To be fair, he does reserve his biggest hugs for me. Between the screams are loving moments he won’t share with anyone else. Which got me wondering: Why is he so well-behaved with everyone but me?
As it turns out, I’m not alone. “It is extremely common for kids to behave better with some people than others,” says Dr. Corrie Clay, a pediatrician affiliated with Sharp Grossmont Hospital. “And the parent who takes the brunt of the bad behavior is usually the parent who does the most caregiving.”
It seems backward, right? You shower your child with love, and your reward is a public tantrum. But according to Dr. Clay, inconsistent parenting is almost always the culprit. Kids learn fast what they can get away with. If one parent is more lenient than the other, the stricter parent tends to get the better behavior. And leniency comes quickly to the parent who’s more worn down.
This carries over to day care and teachers, too. School environments tend to be more structured, with more consequences for bad behavior. Kids learn through their own experiences — and through the experiences of those around them — that success hinges on following the rules.
Tackling the problem takes patience, and because bad behavior typically starts during the toddler years, addressing it early can keep it from persisting throughout childhood. Dr. Clay suggests the following six tips:
Stick with the program. If rules change every day, your child will show a natural curiosity to learn new consequences.

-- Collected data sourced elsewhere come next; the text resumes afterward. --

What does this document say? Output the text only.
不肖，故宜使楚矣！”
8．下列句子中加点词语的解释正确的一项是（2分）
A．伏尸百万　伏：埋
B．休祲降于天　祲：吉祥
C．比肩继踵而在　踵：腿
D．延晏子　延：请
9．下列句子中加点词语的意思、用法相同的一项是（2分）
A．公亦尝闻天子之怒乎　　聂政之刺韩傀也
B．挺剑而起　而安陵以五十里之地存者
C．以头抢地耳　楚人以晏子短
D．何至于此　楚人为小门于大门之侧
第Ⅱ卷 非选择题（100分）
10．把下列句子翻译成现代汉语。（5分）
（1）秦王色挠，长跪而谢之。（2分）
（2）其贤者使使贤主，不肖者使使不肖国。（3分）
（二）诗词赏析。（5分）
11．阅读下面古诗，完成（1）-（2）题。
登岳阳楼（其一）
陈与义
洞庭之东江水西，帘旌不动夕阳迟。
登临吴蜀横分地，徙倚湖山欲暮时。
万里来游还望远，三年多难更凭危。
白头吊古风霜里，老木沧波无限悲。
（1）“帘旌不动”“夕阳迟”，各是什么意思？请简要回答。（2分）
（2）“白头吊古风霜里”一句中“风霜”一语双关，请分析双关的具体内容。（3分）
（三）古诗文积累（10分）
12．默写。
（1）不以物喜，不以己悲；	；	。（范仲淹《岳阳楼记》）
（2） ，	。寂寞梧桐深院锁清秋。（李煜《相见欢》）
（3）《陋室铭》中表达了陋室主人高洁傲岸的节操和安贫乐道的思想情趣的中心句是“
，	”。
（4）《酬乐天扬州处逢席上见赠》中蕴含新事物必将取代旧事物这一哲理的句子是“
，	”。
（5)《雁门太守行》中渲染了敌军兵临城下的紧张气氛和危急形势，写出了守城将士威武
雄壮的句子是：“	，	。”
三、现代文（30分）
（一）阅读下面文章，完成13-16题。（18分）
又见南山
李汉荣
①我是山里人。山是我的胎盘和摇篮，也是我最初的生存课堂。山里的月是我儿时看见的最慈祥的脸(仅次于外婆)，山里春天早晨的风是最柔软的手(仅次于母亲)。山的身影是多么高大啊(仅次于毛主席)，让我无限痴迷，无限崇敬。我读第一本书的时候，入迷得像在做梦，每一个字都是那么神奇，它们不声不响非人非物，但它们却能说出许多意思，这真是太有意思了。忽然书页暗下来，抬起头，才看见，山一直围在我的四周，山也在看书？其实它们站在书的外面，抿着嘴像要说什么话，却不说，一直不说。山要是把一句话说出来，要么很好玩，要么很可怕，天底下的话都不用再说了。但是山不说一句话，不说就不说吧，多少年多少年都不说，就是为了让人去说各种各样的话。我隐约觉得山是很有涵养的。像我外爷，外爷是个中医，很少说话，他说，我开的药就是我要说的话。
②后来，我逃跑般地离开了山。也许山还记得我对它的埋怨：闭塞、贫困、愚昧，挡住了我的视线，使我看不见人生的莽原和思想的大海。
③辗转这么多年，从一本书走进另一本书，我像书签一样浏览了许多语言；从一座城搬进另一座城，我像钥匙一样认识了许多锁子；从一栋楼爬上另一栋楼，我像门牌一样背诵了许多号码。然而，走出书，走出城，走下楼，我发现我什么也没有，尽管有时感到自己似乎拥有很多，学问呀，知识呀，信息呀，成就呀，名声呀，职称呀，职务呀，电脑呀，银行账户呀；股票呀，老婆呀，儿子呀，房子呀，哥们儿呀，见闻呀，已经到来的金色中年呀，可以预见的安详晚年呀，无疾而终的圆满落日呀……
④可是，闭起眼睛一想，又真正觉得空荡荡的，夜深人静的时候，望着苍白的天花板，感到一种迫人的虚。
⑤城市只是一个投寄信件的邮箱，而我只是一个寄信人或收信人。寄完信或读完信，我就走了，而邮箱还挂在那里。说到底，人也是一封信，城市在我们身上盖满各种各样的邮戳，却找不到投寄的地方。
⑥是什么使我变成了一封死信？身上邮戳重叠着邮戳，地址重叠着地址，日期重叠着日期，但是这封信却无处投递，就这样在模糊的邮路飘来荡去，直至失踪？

Parents need to team up to send a consistent message. If one parent bends and the other stands strong, your child will be more likely to act out.
Enforce a timeout of one minute for every year of your child’s age. Timeouts give children time to think about what they did — and give parents a chance to reset and stand strong.
Tell your child what he or she is doing right, instead of always disciplining. Rewarding good behavior gives kids the attention they crave, in a positive way.
5. Reaching out
If the problem persists, check in with your child’s pediatrician. Acting out can be a sign of many different things. A doctor can help identify the problem.
6. Additional resources
Organizations like First 5 San Diego guide parents through the first few years, and can help connect you to classes and other parents.
“When parents are dealing with bad behavior in children, it is important to remember that this is essentially normal,” says Dr. Clay. “In order for children to figure out what the rules are, they need to break them.”